Friday 7 April 2017

settling in the new arrivals

I potted up my order of auriculas this morning while it was still cool in the greenhouse.  I did not strictly speaking need any more auriculas, but not for nothing did Margery Fish's old gardener refer to them as 'them reckless plants'.  For years I admired the auricula exhibits at the Chelsea Flower Show, and played around growing border auriculas from seed and buying the odd named variety from nurseries, then last year decided to try doing it properly and ordered a dozen from a specialist grower.  Buying the plants turned out to be much easier than tracking down a supply of suitable long tom pots, but after a false start with a couple selling vintage reclaimed pots online (critically too small and very badly packed) I succeeded in tracking down a firm still making them at a sensible price, Littlethorpe Pottery in Yorkshire.

A year into the experiment, pots and plants having come through the winter intact, I succumbed to the lure of more plants.  At the moment they are having to make do with nine centimetre black plastic, but as some of them were barely filling their seven centimetre square pots I wouldn't want to move them up to the clay pots in one go anyway, even assuming I had any spare, which I haven't. I am using Littlethorpe's five inch pots, which are slightly larger than the ones traditionally used for showing at Chelsea, but easier to manage than the smallest ones, which dry out too quickly in hot weather.  For exhibition purposes they are only required to accommodate a single rosette, but I am letting my plants grow on into clumps, partly to get more flowers but mainly because tiny plants in tiny pots are so much harder to look after.
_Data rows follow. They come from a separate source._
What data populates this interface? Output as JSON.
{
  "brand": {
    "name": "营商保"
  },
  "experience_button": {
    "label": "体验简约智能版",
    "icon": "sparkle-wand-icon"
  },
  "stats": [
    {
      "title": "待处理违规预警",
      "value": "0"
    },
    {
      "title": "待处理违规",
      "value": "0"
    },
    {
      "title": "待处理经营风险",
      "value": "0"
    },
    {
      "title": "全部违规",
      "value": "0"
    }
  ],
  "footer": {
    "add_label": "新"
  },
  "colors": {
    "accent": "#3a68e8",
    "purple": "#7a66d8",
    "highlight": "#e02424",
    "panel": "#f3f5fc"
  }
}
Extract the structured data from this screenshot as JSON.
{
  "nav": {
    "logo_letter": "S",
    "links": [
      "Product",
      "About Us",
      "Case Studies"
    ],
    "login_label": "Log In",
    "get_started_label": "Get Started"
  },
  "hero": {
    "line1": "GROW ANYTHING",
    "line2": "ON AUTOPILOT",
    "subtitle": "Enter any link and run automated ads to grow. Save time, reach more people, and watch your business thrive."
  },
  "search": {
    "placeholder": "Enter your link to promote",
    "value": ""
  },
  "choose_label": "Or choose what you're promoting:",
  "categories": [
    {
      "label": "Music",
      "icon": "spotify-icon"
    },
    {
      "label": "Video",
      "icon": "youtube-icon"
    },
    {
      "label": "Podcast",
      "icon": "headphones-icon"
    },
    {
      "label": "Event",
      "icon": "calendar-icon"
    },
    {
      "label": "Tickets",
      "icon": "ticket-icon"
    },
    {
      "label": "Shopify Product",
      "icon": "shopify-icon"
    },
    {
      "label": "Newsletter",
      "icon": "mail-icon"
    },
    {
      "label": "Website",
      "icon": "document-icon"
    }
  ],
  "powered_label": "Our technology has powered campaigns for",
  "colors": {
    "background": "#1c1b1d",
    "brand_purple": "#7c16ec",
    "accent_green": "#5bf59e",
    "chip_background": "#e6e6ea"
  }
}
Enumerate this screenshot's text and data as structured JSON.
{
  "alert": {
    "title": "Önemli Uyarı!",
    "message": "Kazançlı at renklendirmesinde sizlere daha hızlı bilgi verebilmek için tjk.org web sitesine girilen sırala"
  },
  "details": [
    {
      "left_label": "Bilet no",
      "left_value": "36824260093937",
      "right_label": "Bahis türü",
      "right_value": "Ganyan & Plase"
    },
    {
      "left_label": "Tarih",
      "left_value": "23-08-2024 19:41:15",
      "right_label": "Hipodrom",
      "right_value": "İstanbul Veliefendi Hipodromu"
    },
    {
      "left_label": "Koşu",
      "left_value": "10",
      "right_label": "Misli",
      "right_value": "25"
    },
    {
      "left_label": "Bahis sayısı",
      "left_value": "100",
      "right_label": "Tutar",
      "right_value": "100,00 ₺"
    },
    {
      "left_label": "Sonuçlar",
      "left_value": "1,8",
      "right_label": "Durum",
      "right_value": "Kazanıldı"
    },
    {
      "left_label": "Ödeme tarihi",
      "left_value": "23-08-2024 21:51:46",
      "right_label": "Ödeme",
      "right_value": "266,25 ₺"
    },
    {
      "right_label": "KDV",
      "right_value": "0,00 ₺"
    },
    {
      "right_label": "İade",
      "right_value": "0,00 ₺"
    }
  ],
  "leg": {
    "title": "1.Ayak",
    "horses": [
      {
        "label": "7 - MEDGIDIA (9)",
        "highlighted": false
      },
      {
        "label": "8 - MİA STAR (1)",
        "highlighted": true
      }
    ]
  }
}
The reckless plants are so demure and so beautiful, who would not want more than a dozen varieties, or rather eleven because I drowned one last summer struggling to keep it watered in hot weather, before the proper pots arrived.  I have gone for some doubles in sumptuous rich colours, some named border types and some alpines with white or gold centres.  White eyes tend to go with purple or mauve petals and gold with red or tawny ones.  They are all beautiful.  The Systems Administrator has started to make noises about building me a shelf for them.  In the meantime the new acquisitions are on the shelf in the porch, so the postman will get a treat if only he has time to stop and look at them.

Once it got too warm in the greenhouse for pricking out seedlings I turned my attention to the ferns which arrived yesterday.  The nursery enclosed a page of growing instructions with them, urging customers to get their plants into the ground as soon as possible to reduce the chances of their roots overheating or drying out, and I thought that in this weather they were absolutely right.  I didn't want a collection of ferns hanging about in nine centimetre pots.  When I went to the bottom of the back garden with the ones destined for the shady far corner I discovered that the big patch of early, red flowered lungwort and the Ligularia in what should be the bog bed were collapsing with drought.  That is worrying.

I am not panicking yet, since we have had dry springs before now followed by grey, soggy summers, the weather generally breaking just at the point the media starts making dire predictions of hosepipe bans.  Tendring has never actually had a hosepipe ban, but our water is phenomenally expensive.  But the weather might not break, and it is worrying for the garden to be so dry so early in the year.  Staggering through a dry July and August is all very well, when there's the prospect of cooler weather in September and maybe some autumn rain, but for the garden to already be so dry with fully five months of spring and summer to go is daunting.  I dragged the hose out, being careful not to scythe it across the fritillaries in the lawn, and set it to soak the worst patches while I planted the ferns and the bog primula I got from the same nursery.  The bog is no more, alas, as the water table has fallen, but the bed is shady and I will have to see what I can manage with some irrigation, while remembering not to plant any treasures that will be drowned if we have another wet winter and the area goes back to mud soup.  I lost several shrubs there the last time it was wet.